5. L’analyse des productions graphiques et
autres
Parfois, lors des entretiens, la personne ou des membres de
sa famille font parvenir à la connaissance du clinicien des éléments de
production graphiques (dessins, peintures), ou écrits (journaux intimes, poèmes,
nouvelles, romans) qu’il convient d’étudier avec attention.
Si certaines productions mettent en avant d’authentiques
talents artistiques, la majorité mettent en avant des éléments pathologiques
(poèmes érotomanes, romans proche de productions paraphrènes, journaux intimes
dépressifs, etc)
6. L’étude de cas
Toutes les informations recueillies auprès d’un patient,
quelles qu’en aient été les modalités de recueil, sont à intégrer dans une étude
de cas.
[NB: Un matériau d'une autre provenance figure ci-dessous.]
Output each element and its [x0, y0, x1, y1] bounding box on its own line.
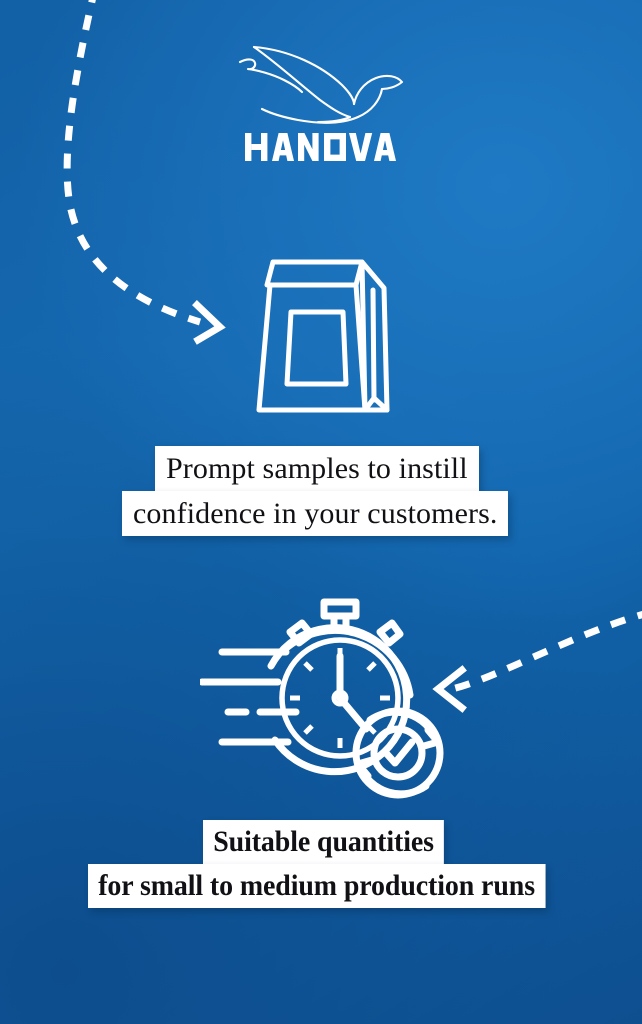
caption-quantities: Suitable quantities for small to medium …: [0, 820, 642, 908]
paper-bag-pouch-sample-icon: [243, 250, 403, 420]
dashed-curved-arrow-left-icon: [452, 612, 642, 689]
caption-samples: Prompt samples to instill confidence in …: [0, 446, 642, 536]
arrowhead-down-right-icon: [197, 305, 220, 340]
caption-quantities-line-1: Suitable quantities: [203, 820, 444, 864]
promo-poster: Prompt samples to instill confidence in …: [0, 0, 642, 1024]
caption-samples-line-2: confidence in your customers.: [122, 491, 508, 536]
hanova-wordmark-glyphs: [245, 132, 397, 162]
brand-logo: [0, 38, 642, 167]
stopwatch-speed-check-icon: [200, 590, 450, 800]
caption-samples-line-1: Prompt samples to instill: [155, 446, 479, 491]
brand-wordmark: [245, 132, 397, 167]
caption-quantities-line-2: for small to medium production runs: [88, 864, 545, 908]
dove-bird-outline-icon: [236, 38, 406, 128]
L’étude de cas est la reconnaissance d’un trouble en appliquant au cas
individuel des données générales. Cette méthode tente de restituer le sujet et
non pas de reconnaître la spécificité de la pathologie ou du problème qu’il
présente.
1 - Approche sémiologique
Il s’agit de pouvoir repérer tous les signes et les symptômes
que la situation examinée présente. Cela implique une bonne connaissance
nosographique, ce qui implique de pouvoir repérer les signes présents et
l’absence de certains autres. Il faut donc reprendre les éléments suivants : la
présentation du patient (âge, situation, ...), le motif de la consultation, les
antécédents (personnels et familiaux), l’anamnèse (histoire du sujet),
l’histoire des troubles (histoire de la maladie), la nature de l’épisode actuel,
la sémiologie de la personnalité, la sémiologie des mécanismes de défense (au
sens psychiatrique), les éléments médicaux, l’évolution, une conclusion.
Ceci aboutit à un regroupement syndromique qui va permettre
la discussion du diagnostic. Les éléments d’évaluations (échelles, voire test de
personnalité) peuvent intervenir à ce niveau. Il s’agit donc d’un inventaire
argumenté.
2 - Approche
psychopathologique
Cette analyse en termes de mécanisme se réfère logiquement
aux conceptions théoriques qui la sous-tendent. Elle aboutit généralement à la
mise en évidence d’une structure.
2.1. Métapsychologie
En suivant Bergeret (1972), cette démarche nécessite de
repérer : les mécanismes de défense, le type de relation d’objet, le type
d’angoisse, le symptôme, la demande, les modalités d’investissements libidinaux,
l’analyse de la relation avec le clinicien.
2.2 . L’histoire du sujet
Cette méthode s’appuie sur le récit de la vie du sujet, telle
qu’il la raconte, et nécessite de pouvoir relever des faits saillants comme :
les liens temporels, les répétitions de son histoire, les zones inabordables.
2.3. Interprétations clinique
L’ensemble des éléments suivants aboutit à une analyse
clinique des différentes positions subjectives. Elle consiste à élaborer une
théorie du sujet et non pas, à l’inverse, à plaquer des éléments théoriques sur
une histoire singulière. Les hypothèses structurales sont bien évidemment à
distinguer du diagnostic auquel aboutit l’analyse sémiologique.